CADRE  is accepting applications for a Community Organizer who is experienced and passionate about igniting and developing the leadership and unity of parents of color and supporting their power to change the public education system and end the school-to-prison pipeline crisis. The position is based in South Los Angeles. You can find further information here
Many Voices, One Community
is currently accepting proposals for presentations at the 5th Annual Race, Poverty and Social Justice Conference scheduled for Friday, November 3 - Saturday, November 4 at Lynchburg College in Lynchburg, VA. The deadline for proposals is Monday, September 11. Click here to learn more. 
In Philanthropy
CHANGE Philanthropy
The  2017 Unity Summit: Investing in Movements for Equity will take place in New Orleans on September 18-20. The Summit will highlight how philanthropy can align its investments along the themes of Resistance, Protection, and Empowerment. To register for the 2017 Unity Summit, click here

The Roddenberry Fellowship
is currently accepting applications from activists, leaders, advocates and social change-makers. Applicants can become one of 20 Fellows who will be selected for 2018 to receive a $50,000 grant to help support a project or initiative in the area(s) of:
  • Civil Rights 
  • Climate Change & Environmental Justice 
  • Immigration & Refugee Rights 
  • LGTBQIA & Womens' Rights
SchoolHouse: Equity in Education (podcast)
 
At the start of our August podcast line-up, our Executive Director Allison R. Brown talked Radical Health and Education Justice with Elmo Gomez of the Labor Community Strategy Center and Ivelyse Andino Austria of Radical Health who are teaching, living and learning for young people and communities of color. 
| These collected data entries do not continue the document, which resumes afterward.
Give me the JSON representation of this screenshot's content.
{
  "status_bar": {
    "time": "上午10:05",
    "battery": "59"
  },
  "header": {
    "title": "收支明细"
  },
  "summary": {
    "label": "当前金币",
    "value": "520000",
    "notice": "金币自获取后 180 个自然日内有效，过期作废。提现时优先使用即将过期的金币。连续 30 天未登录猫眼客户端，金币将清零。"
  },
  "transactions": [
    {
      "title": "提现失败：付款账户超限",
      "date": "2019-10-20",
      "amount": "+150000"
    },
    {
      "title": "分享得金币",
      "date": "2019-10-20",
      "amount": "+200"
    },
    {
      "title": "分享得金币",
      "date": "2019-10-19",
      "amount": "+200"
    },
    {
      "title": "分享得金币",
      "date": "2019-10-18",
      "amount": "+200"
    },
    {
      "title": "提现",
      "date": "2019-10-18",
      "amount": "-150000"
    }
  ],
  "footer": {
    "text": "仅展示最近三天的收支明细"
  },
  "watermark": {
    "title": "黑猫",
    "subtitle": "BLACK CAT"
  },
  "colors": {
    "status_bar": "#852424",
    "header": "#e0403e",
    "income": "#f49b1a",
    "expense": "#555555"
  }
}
Later, we sat down with Executive Director of the National Association of School Nurses, Donna Mazyck to explore the role of school nurses and how they are positioned to contribute to a positive, healthy, and equitable learning environment for students. 
Book Club Corner
Citizen: An American Lyric
Claudia Rankine's bold new book recounts mounting racial aggressions in ongoing encounters in twenty-first-century daily life and in the media. Some of these encounters are slights, seeming slips of the tongue, and some are intentional offensives in the classroom, at the supermarket, at home, on the tennis court with Serena Williams and the soccer field with Zinedine Zidane, online, on TV - everywhere, all the time. 

The accumulative stresses come to bear on a person's ability to speak, perform, and stay alive. Our ability to address is tied to the state of our belonging, Rankine argues, as are our assumptions and expectations of citizenship. 

In essay, image, and poetry,  Citizen  is a powerful testament to the individual and collective effects of racism in our contemporary, often named "post-race" society.